By Shana Adkisson
The Norman Transcript
MOORE — It’s rare that a train passing nearby a groundbreaking ceremony would garner applause and cheers of excitement from those attending.
Embracing the close proximity to the railroad tracks near 4th Street and Broadway Avenue, organizers of Friday’s groundbreaking ceremony of Moore Central Park, 600 S. Broadway Ave., offered wooden train whistles to all those in attendance Friday morning.
The 50-acre facility has been called a crowning jewel for the Moore community and will cover just over 113,000 square feet. The Recreation Center will be 52,311 square feet, the Aquatics Support Building is 7,415 square feet and the aquatics deck and pools will be 54,009 square feet. Also included in the park will be an amphitheater, farmers market pavilions, walking trail, universal playground and open spaces for families to gather. It is estimated that the projects will be completed by the fall 2015.
The family of Dr. Curtis Berry sold the land in 2013 to the City of Moore at a steep discount for the park. The park is being made possible by a general obligation bond and a quarter-cent temporary sales tax approved by Moore voters on Nov. 5, 2012.
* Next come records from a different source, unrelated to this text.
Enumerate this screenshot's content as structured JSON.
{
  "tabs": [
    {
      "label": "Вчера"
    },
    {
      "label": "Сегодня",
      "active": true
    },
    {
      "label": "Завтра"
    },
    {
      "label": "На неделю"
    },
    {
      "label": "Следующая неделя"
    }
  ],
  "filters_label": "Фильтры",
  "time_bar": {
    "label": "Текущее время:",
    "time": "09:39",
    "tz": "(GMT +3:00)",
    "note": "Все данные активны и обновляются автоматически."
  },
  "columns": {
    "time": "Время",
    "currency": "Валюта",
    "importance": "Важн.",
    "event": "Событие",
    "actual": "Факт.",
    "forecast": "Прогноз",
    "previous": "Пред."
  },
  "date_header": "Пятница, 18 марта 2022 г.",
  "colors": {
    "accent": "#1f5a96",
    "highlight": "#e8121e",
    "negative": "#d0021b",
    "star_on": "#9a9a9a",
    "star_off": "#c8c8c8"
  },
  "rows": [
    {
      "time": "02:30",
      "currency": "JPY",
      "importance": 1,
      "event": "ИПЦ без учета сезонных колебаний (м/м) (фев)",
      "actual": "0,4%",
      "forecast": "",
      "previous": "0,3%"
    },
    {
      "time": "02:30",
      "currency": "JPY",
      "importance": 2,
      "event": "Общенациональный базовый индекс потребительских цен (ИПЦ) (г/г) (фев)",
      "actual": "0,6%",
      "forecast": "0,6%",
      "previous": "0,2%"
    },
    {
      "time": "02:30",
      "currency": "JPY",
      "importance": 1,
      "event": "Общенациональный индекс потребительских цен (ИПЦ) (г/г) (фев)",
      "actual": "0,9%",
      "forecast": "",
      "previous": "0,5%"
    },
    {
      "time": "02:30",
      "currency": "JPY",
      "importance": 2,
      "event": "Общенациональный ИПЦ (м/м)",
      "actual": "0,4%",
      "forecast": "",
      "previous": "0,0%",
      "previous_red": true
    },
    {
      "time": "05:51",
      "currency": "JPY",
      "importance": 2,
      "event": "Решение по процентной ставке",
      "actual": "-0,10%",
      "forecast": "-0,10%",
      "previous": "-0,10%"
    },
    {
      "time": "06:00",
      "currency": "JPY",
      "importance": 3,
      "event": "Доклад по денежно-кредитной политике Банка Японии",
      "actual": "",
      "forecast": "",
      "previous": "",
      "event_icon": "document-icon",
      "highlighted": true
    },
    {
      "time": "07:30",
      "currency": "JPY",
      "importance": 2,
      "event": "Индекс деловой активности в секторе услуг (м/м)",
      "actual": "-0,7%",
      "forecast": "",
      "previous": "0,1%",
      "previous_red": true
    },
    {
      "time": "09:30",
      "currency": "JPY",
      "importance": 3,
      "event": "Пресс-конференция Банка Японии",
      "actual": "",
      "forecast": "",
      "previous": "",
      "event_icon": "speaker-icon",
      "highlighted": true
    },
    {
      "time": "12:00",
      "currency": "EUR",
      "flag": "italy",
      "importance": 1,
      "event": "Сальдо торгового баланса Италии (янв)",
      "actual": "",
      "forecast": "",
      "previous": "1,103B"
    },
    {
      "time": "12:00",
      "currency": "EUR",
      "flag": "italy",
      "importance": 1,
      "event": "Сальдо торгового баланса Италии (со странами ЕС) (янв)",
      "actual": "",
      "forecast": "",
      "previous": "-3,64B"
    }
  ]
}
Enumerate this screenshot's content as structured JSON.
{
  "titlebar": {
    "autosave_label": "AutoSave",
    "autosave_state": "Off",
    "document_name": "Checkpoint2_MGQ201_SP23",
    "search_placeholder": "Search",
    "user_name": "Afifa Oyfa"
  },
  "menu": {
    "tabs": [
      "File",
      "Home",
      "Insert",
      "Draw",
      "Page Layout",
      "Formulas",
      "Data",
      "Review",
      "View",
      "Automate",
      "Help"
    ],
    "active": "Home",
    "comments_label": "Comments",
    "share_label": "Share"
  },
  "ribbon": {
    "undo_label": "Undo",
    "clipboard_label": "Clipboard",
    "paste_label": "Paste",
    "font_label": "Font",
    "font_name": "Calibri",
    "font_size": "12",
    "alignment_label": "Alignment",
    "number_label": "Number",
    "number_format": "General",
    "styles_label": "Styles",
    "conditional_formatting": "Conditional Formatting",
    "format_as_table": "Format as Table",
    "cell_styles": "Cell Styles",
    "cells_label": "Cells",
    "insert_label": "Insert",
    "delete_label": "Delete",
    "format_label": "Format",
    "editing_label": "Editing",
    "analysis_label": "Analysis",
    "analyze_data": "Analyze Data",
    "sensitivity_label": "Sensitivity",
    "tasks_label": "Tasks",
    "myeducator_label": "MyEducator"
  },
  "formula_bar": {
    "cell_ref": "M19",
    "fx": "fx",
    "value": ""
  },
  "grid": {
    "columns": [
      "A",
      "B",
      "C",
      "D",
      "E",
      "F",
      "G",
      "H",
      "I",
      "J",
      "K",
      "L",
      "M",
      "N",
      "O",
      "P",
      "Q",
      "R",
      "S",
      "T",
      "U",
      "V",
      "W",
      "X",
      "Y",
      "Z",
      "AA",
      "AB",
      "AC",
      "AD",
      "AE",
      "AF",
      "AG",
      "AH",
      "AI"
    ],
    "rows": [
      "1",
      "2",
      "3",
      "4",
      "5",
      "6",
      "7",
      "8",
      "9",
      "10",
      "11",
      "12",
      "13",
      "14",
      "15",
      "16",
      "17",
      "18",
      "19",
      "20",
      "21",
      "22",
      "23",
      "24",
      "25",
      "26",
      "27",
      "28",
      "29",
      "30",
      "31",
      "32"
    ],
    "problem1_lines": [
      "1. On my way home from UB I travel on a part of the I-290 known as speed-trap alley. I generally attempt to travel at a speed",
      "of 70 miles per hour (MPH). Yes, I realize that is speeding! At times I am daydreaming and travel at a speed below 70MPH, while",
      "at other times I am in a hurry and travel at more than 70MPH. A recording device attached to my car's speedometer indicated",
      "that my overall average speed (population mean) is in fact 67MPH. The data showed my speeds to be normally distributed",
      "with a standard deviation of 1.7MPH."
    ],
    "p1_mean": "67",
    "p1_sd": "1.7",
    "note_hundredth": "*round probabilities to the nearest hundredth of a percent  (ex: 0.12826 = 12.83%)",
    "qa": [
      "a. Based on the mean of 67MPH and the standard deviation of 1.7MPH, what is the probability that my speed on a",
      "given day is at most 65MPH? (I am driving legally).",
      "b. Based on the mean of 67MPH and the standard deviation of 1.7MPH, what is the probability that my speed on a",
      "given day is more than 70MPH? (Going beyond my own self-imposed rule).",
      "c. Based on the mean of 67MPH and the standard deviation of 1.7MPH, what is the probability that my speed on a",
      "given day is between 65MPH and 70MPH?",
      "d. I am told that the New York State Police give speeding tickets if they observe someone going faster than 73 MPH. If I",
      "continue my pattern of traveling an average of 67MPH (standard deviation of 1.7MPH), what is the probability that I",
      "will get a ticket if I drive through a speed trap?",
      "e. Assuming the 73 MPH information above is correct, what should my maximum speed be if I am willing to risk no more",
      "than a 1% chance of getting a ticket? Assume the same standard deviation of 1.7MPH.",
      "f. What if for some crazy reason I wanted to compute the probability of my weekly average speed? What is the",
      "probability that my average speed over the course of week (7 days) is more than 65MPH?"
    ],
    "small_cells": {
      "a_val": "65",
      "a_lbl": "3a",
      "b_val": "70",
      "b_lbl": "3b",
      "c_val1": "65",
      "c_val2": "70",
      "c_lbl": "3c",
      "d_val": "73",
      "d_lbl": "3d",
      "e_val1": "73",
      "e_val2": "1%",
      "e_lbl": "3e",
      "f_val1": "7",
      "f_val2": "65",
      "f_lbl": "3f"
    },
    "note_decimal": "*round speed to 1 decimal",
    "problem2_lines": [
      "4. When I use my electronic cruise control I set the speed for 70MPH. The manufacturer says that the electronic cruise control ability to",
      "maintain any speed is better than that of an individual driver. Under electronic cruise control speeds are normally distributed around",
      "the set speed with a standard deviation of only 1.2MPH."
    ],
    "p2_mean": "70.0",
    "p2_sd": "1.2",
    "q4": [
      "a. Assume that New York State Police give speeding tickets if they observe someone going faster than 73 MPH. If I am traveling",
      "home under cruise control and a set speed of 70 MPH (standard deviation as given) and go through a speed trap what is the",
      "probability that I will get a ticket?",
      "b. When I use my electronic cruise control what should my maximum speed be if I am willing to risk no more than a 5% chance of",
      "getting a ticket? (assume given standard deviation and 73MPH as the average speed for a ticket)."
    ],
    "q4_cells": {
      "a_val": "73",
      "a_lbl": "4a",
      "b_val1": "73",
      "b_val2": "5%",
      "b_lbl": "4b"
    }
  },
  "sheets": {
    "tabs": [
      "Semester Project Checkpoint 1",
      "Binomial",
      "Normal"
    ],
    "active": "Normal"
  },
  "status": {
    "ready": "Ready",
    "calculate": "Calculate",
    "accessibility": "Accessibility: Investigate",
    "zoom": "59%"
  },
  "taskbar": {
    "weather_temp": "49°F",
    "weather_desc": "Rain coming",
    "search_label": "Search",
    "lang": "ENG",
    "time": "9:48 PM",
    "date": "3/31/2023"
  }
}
Speaking during the groundbreaking ceremony, Mayor Glenn Lewis praised city officials for their hard work in getting the park idea off the ground.
“I have a really good team. We started out, the first day I started here, saying we don’t have money to make payroll. I realized that we needed some businesses in here to actually make payroll next month. I have the best city council in the world. We don’t always agree on everything but we do get along long enough to get things done,” Lewis said.
On Dec. 11, 2013, the design team from Oklahoma based TAP Architecture unveiled the designs for the new park. Speaking from TAP Architecture Friday morning, Anthony McDermid, said that he felt a true sense of ownership in this project.
“As any designer will tell you that’s involved in this kind of work, we covet legacy projects and there is no question that this is a legacy project. It is a game changer. I also would like to say that this project will be a lot more than the sum of its parts. This is a new day for Moore, Oklahoma. This is the citizens of Moore, Oklahoma, saying to the world we have taxed ourselves to change to quality of life here in Moore to change the identity of Moore forever,” McDermid said.
The property the park will be built on, McDermid pointed out, was remarkable in many ways.
“It has remained undeveloped and available for this project since the beginning of Moore. On this piece of land, in history, has seen buffalo, it has seen Native Americans, it has seen the cattle trail it has seen the rail. Those tracks out there were there in 1886 and brought the settlers in 1889 to Oklahoma City. There is remarkable history here and this is just another piece of that history,” McDermid said.